Un hommage à Anna Politkovskaïa et une ode au journalisme indépendant

Quand une pièce de théâtre rend hommage à la mémoire d'une journaliste assassinée et invite à la résistance.

Le 7 octobre 2006, Anna Politkovskaïa, journaliste russe d’investigation et militante des droits humains, était assassinée dans le hall de son immeuble alors qu’elle rentrait chez elle. Née à New York, en 1958, de parents diplomates, Anna Politkovskaïa avait donc la double nationalité et bon nombre de ses amis lui avaient demandé instamment, avant ce sinistre 7 octobre 2006, de quitter la Russie pour les Etats-Unis, car sa vie était menacée, ce qu’elle n’ignorait pas, mais s’en aller, aux yeux de cette femme admirablement courageuse, eût été fuir la réalité et, cela, il n’en était pas question. Elle avait fait l’objet, préalablement, d’un tentative d’empoisonnement (technique abominable reprise dernièrement au Royaume-Uni) et avait survécu.
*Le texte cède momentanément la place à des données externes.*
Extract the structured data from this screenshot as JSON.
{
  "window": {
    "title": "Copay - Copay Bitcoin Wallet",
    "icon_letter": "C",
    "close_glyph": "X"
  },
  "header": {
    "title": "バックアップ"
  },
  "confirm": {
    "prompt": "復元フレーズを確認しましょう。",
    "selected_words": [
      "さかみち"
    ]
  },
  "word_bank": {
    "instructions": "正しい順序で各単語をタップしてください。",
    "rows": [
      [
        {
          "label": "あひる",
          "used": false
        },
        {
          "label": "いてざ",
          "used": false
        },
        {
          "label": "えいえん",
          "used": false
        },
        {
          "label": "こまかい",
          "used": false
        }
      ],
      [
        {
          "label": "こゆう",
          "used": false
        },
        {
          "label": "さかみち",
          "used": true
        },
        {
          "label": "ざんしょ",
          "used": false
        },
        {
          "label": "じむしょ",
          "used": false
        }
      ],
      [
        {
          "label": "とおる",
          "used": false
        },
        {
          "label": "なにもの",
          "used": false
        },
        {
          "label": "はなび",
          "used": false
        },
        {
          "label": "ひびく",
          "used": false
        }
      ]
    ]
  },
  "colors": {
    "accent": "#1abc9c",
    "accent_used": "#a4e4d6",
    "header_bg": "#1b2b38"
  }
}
Elle travaillait, à Moscou, pour le journal en ligne Novaïa Gazeta, dans lequel elle rendit compte de la réalité de la guerre en Tchétchénie et des méfaits de la milice de Raman Kadyrov, et rendait compte régulièrement du danger que Poutine incarnait pour la démocratie, pour la Russie et pour le monde entier. L’enquête sur l’assassinat d’Anna Politkovskaïa est remontée jusqu’à un obscur ex-lieutenant-colonel du FSB (ex-KGB), Dimitri Pavlioutchenkov, mais le véritable commanditaire que le monde entier soupçonne, Vladimir Poutine, lui n’a toujours pas été inquiété bien sûr. Pour (lugubre) mémoire Anna Politkovskaïa fut la 21ème journaliste assassinée depuis l’élection de Poutine en 2000.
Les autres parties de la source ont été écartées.